For a database written in C, like PostgreSQL/PostGIS, that means that access requires a C/C++ library that understands GeoTIFF and abstracts file system operations, so that the GeoTIFF reader can support both local file system access and remote cloud access.

For PostGIS raster, that library is GDAL. Every build of postgis_raster is linked to GDAL and allows us to take advantage of the library capabilities.

GDAL allows direct access to COG files on remote cloud storage services.
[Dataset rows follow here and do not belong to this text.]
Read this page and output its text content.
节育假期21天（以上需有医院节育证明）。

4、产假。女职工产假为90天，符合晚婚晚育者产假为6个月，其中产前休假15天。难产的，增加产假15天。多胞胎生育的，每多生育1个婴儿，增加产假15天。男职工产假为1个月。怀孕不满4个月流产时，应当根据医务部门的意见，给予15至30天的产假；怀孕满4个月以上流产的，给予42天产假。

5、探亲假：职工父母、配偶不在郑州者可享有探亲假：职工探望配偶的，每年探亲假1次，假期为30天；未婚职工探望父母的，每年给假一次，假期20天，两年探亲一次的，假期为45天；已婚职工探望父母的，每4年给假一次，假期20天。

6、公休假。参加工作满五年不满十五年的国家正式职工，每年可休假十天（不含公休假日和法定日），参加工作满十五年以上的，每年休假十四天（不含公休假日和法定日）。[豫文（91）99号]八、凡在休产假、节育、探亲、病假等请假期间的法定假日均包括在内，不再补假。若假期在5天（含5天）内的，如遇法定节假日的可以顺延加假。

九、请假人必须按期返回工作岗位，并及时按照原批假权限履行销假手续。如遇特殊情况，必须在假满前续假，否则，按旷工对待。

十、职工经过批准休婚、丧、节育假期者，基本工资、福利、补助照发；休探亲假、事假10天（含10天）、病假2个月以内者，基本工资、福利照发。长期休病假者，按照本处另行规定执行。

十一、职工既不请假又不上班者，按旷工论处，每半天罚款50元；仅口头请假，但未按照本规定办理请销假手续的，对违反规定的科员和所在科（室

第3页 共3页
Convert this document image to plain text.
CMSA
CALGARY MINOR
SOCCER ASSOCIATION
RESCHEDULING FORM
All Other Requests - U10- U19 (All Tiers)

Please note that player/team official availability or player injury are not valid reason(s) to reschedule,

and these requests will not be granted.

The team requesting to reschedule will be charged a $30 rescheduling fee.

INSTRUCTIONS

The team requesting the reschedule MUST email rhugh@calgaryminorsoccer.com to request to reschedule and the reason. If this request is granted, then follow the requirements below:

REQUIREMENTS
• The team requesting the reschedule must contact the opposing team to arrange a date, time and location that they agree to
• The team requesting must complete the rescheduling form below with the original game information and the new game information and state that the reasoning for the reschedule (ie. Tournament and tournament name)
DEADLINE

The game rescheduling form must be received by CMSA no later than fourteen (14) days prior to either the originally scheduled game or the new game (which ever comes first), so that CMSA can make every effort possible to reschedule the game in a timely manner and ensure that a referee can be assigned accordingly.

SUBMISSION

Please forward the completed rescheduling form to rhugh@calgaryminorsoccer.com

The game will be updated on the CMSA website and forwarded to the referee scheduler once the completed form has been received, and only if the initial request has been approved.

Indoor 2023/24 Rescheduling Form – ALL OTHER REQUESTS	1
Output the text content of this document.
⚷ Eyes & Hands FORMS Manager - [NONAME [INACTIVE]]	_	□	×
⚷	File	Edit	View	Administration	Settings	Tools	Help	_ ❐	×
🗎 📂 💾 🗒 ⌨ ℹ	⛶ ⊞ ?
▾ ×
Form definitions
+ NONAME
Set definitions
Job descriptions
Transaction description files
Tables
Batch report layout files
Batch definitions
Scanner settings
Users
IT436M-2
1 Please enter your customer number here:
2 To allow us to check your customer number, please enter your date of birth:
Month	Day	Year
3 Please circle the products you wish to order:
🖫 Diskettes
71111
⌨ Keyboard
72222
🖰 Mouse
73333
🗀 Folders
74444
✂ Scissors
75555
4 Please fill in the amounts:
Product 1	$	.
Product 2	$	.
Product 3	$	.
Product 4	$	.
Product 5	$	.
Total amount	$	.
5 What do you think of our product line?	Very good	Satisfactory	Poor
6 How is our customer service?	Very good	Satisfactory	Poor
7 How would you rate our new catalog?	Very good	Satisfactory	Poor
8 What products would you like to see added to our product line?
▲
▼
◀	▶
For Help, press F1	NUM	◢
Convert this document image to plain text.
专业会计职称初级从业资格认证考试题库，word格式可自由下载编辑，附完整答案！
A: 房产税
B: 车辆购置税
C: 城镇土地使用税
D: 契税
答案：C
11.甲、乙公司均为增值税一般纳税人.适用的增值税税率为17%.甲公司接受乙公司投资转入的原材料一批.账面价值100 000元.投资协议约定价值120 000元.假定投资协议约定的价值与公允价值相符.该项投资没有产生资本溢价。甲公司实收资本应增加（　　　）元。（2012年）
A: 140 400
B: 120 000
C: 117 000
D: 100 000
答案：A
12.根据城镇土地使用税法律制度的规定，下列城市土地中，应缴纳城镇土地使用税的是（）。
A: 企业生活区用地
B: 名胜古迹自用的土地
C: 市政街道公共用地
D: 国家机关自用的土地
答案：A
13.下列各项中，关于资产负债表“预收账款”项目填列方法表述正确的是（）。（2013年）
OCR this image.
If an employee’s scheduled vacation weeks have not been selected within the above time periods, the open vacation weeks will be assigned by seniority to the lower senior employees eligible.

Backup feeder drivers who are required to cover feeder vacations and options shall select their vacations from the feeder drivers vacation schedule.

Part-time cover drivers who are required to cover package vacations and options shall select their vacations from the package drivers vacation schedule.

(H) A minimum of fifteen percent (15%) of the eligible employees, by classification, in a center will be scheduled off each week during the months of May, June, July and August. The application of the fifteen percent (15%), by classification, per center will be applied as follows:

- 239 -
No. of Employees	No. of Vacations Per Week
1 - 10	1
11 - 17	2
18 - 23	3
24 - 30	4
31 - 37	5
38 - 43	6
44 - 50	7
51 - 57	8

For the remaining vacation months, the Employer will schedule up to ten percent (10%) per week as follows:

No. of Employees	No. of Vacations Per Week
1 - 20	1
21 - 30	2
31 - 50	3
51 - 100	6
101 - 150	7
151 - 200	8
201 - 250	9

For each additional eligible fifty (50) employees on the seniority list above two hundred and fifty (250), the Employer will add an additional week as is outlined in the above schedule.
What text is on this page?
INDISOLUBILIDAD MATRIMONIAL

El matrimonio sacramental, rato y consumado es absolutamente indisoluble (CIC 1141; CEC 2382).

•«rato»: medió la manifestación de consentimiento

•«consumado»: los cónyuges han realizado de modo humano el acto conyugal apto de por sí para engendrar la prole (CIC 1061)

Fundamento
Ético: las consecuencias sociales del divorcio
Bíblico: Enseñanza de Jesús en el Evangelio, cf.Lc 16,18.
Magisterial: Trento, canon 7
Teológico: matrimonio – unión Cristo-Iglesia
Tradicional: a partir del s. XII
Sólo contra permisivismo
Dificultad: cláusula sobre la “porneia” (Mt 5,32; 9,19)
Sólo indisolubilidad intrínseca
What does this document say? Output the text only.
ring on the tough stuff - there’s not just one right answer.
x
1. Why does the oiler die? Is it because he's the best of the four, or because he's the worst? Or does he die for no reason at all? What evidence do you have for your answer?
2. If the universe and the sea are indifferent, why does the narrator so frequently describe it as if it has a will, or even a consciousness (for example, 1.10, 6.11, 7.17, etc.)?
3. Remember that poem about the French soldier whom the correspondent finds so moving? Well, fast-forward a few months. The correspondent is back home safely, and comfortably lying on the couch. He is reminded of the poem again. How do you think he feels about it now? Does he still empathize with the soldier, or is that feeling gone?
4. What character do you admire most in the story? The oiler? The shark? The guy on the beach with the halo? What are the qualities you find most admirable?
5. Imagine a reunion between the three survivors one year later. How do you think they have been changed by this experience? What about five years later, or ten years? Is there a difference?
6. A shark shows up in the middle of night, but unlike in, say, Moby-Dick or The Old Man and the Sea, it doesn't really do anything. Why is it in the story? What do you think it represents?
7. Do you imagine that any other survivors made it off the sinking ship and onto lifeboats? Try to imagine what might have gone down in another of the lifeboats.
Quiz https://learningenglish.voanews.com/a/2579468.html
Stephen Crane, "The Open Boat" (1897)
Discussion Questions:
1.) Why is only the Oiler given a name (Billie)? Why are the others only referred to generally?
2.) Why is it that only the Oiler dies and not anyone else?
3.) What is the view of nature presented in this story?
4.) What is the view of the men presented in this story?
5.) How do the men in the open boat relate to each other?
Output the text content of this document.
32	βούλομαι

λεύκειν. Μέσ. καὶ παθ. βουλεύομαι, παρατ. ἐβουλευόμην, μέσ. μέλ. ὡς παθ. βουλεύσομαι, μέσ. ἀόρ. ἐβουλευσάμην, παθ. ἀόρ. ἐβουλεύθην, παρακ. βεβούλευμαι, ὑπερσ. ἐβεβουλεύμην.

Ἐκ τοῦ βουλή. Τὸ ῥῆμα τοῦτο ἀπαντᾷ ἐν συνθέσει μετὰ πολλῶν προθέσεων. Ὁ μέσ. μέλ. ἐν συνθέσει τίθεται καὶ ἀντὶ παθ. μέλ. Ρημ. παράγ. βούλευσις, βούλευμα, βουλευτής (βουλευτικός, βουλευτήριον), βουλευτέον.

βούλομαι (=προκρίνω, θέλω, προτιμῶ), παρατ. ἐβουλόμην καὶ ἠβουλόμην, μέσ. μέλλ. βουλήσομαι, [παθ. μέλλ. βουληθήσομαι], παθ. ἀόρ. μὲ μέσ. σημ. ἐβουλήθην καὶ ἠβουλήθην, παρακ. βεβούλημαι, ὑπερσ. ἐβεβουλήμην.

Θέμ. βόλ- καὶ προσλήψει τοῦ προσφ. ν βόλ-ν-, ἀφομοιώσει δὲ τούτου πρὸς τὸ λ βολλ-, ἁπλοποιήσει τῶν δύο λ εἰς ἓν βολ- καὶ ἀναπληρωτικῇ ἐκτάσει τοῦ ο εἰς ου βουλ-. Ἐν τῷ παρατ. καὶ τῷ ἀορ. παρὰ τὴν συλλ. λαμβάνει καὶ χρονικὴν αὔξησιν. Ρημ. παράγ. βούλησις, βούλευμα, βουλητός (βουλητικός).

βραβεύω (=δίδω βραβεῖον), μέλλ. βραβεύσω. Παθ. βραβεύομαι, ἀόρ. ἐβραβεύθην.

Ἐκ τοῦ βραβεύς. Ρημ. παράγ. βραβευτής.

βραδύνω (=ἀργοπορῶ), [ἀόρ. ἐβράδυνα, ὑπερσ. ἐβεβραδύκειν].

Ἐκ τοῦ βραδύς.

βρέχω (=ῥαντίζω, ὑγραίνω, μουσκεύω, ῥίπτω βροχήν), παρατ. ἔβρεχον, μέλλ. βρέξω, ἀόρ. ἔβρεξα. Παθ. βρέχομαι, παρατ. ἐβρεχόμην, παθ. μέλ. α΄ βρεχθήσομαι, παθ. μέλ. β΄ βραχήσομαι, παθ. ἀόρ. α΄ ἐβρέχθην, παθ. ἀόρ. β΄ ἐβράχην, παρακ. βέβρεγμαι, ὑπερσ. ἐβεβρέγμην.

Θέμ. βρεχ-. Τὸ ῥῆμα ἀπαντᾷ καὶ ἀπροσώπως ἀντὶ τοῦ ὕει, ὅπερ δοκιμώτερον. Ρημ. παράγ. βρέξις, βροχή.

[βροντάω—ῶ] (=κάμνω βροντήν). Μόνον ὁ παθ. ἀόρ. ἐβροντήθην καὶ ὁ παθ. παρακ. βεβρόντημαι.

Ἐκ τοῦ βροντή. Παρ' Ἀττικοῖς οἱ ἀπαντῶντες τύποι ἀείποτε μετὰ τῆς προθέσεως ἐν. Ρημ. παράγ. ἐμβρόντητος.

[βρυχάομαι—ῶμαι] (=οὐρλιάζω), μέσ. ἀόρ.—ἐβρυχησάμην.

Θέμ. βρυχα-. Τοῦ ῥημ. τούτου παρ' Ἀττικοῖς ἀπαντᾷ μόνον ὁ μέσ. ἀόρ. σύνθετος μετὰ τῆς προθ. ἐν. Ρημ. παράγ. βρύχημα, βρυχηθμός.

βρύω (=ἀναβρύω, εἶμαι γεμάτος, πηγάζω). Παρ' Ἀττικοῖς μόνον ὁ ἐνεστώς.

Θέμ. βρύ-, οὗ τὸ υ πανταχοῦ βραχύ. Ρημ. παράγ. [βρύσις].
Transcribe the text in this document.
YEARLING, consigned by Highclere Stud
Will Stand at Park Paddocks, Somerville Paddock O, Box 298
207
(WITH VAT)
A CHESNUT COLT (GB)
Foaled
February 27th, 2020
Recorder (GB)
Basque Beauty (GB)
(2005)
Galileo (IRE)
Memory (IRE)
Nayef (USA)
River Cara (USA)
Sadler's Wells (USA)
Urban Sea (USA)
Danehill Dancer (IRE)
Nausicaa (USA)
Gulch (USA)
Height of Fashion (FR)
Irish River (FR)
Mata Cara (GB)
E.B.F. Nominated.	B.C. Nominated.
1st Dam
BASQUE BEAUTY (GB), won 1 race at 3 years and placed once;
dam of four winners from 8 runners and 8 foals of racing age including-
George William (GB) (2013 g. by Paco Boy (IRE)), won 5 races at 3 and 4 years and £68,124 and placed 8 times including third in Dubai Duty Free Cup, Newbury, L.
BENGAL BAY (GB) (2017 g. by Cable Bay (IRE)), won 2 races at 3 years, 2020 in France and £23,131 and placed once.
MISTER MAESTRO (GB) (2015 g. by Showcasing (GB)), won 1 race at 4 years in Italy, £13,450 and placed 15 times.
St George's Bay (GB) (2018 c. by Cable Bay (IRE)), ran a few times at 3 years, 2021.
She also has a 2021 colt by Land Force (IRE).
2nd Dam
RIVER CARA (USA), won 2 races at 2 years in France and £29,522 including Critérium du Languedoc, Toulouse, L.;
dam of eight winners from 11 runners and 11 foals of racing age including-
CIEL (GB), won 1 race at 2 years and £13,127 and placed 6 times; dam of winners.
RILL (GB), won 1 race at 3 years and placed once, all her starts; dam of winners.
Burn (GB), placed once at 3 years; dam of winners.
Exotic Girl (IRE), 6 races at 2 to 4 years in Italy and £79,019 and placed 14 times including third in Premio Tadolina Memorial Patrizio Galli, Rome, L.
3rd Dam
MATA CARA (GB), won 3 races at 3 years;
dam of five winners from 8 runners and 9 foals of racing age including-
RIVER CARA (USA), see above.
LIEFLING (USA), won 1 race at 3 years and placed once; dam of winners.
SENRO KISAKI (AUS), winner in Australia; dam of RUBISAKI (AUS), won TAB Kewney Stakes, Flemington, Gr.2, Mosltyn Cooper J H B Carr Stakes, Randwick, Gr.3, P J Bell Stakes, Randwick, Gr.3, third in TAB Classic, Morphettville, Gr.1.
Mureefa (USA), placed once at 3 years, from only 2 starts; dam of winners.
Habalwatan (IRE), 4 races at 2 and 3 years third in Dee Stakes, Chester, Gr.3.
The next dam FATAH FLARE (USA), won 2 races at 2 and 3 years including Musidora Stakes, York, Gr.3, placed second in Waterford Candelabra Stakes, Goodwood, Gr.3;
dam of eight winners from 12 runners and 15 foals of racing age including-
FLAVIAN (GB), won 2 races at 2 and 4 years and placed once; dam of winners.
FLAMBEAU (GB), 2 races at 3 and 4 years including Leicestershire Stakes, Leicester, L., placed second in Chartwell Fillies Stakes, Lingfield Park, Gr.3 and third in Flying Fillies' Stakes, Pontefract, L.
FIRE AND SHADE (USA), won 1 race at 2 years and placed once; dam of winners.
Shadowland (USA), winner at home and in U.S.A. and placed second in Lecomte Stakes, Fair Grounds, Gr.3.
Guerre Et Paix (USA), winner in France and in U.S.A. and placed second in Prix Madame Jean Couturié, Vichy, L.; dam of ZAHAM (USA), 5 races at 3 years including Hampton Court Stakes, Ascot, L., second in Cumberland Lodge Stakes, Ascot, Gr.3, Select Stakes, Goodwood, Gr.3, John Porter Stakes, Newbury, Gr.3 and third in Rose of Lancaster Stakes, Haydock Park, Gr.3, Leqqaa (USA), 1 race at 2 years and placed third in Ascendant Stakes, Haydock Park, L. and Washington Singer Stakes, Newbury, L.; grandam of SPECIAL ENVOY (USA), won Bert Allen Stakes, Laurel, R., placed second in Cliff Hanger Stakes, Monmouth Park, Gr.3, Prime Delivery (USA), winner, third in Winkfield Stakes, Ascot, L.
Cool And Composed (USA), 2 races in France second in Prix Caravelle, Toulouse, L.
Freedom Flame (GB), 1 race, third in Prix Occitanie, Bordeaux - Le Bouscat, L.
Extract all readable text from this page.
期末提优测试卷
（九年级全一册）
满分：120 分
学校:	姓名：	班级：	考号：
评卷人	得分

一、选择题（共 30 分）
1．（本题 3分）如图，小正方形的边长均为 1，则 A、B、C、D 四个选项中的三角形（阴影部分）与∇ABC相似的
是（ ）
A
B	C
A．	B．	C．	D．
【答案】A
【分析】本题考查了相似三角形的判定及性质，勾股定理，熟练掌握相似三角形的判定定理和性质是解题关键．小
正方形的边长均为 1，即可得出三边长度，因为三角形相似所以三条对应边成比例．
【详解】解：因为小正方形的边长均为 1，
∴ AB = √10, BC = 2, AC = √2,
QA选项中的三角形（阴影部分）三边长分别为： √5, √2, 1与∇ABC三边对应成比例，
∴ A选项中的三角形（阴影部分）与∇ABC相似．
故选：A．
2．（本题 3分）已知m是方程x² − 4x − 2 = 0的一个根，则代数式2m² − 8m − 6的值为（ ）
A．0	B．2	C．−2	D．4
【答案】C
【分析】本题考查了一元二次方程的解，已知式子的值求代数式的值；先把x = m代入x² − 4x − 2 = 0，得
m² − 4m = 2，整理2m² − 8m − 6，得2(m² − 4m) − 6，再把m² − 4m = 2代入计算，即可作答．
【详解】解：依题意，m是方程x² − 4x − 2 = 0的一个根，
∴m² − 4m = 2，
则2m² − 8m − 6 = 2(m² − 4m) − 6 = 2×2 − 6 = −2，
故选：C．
  • Any HTTP server that supports Range requests
  • AWS S3
  • Google Cloud Storage
  • Azure Blob Storage
  • and others!

The specific cloud service support allows things like access keys to be used for reading private objects. There is more information about accessing secure buckets with PostGIS raster in this blog post.

Under the covers GDAL not only reads COG format files, it also maintains a modest in-memory data cache. This means there's a performance premium to making sure your raster queries are spatially coherent (each query point is near the previous one) because this maximizes the use of cached data.